Reformasi 1998 menandai periode penting dalam sejarah Indonesia. Namun di balik gelombang keinginan perubahan, tersimpan kisah kelam yang nyaris tak pernah terungkap sepenuhnya ke publik. Berikut beberapa bab suram yang hingga kini masih gelap, meski jejaknya masih membekas.
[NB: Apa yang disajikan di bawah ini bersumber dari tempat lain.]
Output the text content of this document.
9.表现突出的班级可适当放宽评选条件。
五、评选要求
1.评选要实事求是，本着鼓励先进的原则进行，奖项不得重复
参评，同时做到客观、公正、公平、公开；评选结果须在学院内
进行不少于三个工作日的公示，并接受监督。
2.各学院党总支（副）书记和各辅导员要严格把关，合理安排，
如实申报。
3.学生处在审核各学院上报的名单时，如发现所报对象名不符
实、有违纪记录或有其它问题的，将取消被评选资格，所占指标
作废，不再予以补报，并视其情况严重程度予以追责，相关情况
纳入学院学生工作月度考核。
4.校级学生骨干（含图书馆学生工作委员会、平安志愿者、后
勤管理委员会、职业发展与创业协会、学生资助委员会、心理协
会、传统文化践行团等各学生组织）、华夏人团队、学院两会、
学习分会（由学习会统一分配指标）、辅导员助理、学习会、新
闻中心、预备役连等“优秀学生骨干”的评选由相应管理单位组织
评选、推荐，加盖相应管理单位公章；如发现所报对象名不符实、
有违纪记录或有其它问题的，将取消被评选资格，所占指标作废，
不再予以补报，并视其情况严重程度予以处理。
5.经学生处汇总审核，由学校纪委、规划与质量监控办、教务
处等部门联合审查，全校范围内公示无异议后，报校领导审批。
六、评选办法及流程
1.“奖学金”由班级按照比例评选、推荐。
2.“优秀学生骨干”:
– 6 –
1. Kekerasan Seksual Terstruktur yang Disembunyikan
Tragedi Mei 1998 bukan hanya soal demonstrasi dan kerusuhan---namun juga kekerasan seksual massif yang direkayasa untuk menakut-nakuti kelompok-kelompok tertentu. Lebih dari 150 perempuan etnis Tionghoa didokumentasikan mengalami pemerkosaan dan pelecehan seksual di berbagai kota seperti Jakarta, Medan, dan Surabaya. Banyak korban yang tidak berani melapor, sementara yang melapor pun nyaris tidak pernah mendapatkan keadilan. Dari data Tim Gabungan Pencari Fakta (TGPF), tercatat 53 perempuan menjadi korban pemerkosaan, 14 mengalami pemerkosaan dengan penganiayaan, 10 penyerangan seksual, dan 9 pelecehan seksual.
Dalam kisah memilukan yang dibagikan Ita Fathia Nadia, seorang anak berusia 11 tahun meninggal di pangkuannya akibat luka dan trauma setelah mengalami pemerkosaan brutal. Nyatanya, tak ada satu pun pelaku yang diadili --- membuktikan bahwa kekerasan seksual pemberangusan masa itu masih terus menganga dalam impunitas.
2. Penculikan dan Hilangnya Aktivis Tanpa Jejak
Bukan hanya mahasiswa Trisakti yang terbunuh, beberapa aktivis dan warga hilang secara misterius. TGPF mencatat sejumlah nama korban penculikan seperti Yadin Muhidin (23 tahun), Abdun Nasir (33 tahun), Hendra Hambali (19 tahun), dan Ucok Siahaan (22 tahun)---yang dilaporkan hilang dan tidak pernah ditemukan jejaknya.
Selain itu, Leonardus Nugroho Iskandar, alias Gilang, seorang pengamen sekaligus aktivis di Solo ditemukan tewas di Magetan dengan luka tusuk di dada, diduga karena aktivitas politiknya. Kasus-kasus seperti ini sering dibiarkan tanpa penyelidikan serius, menambah panjang daftar hilang tanpa kejelasan.
3. "Ninja Scare" di Jawa Timur: Kekerasan Semu Mistis
Tak lama setelah kerusuhan Mei, muncul wabah kekerasan di Jawa Timur, yang disebut "ninja scare" --- vigilante berpakaian serba hitam menyerang warga yang dicurigai sebagai dukun santet (dukun pengaruh hitam). Dari Februari hingga sekitar November 1998, total 307 orang tewas tersebar di Banyuwangi, Jember, dan Malang dalam kekerasan yang berlangsung seperti pemburuan mistis ini.
TGPF menyoroti adanya dugaan keterlibatan aparat keamanan dalam memberi ruang bagi aksi ini, atau setidaknya menunda respons bersegera, sehingga memicu eskalasi kekerasan massal hingga tewasnya puluhan bahkan ratusan orang.